# Algae in non-planted tanks



## Pearljam11 (Sep 23, 2004)

This is probally pretty simple... but whats the best way to keep algae from growing in a completely non-planted tank?

Im starting an african tank and I want to make sure I dont have it covering all my nice rock..

its a 55g with a single aqualight over it


----------



## sarahbobarah (May 20, 2005)

:icon_bigg Sweet! I luuuurve african cichlids. I've never had a problem with algae as long as I've kept one or two dwarf plecos. - Also, I was conservative with my photoperiod.


----------



## Oqsy (Jul 3, 2004)

most african cichlids are from pretty deep water, so for starters, lighting should be relatively subdued (this of course depends on species, but shallower species won't be hurt by dimmed lighting, and brighter lighting will only grow algae).
i have a 48" 55gallon aquarium with african mbuna, and i only use 2 x 18" 15w T8 bulbs for lighting.

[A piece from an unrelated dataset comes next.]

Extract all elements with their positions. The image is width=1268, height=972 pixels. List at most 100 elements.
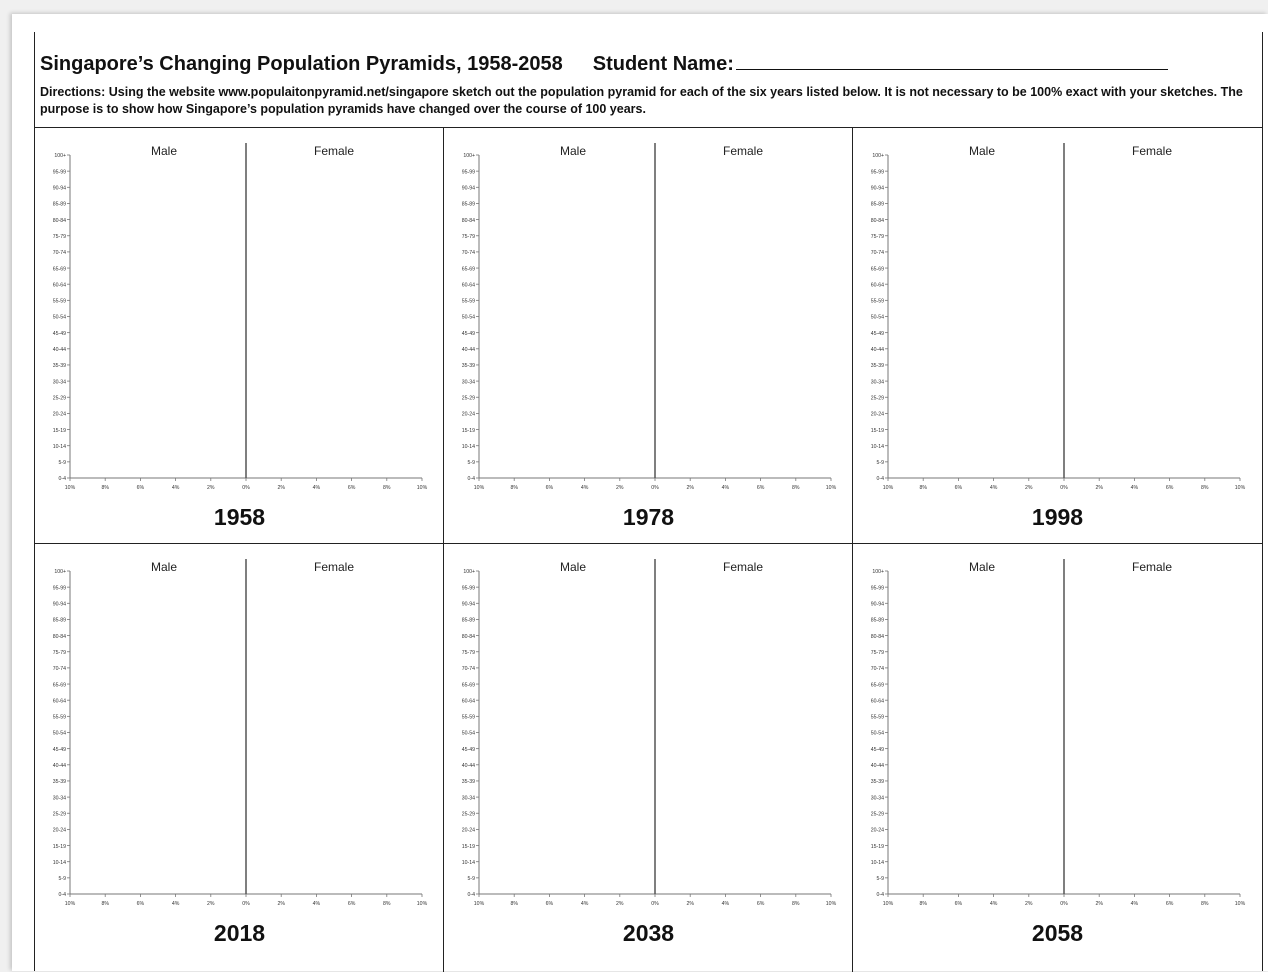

Both are 18000K bulbs and have a purplish-blue glow that i find really looks great with the colors of ARLCs. The most important thing to limit algae growth in a tank like this is photoperiod. My planted tanks are lit for up to 10-11hrs a day. My ARLC tank is only lit for about 7, and with much much less lighting per gallon than either of my planted tanks. unfortunately, even with these measures you'll probably get some algae... it's just what happens when you put fish food, fish poop, water, algae spores, and light into a closed space together. the good news is that if you keep the lighting low, eventually it will go away. it won't seem like it... but do your water changes, feed appropriately, and after a few weeks or sometimes a few months, it will finally go away. one other note is that if you wish to prevent it ever taking hold in the tank at all, there is the option of a UV sterilizer. I've never used one and I'm not familiar with which brands to recommend, but plenty of folks on this site should be able to help with that. Best of luck!

Oqsy


----------



## Pearljam11 (Sep 23, 2004)

I have a 130 watt aqualight , and I really dont wanna spend anything else on lights, and I hate to waste this one =P - The main reason I light it is the fact that I can leave the tank open with it
So I think Im left to other options 

would a phosphate absorber help at all?

anyone with experience with UV , your help would be appreciated


----------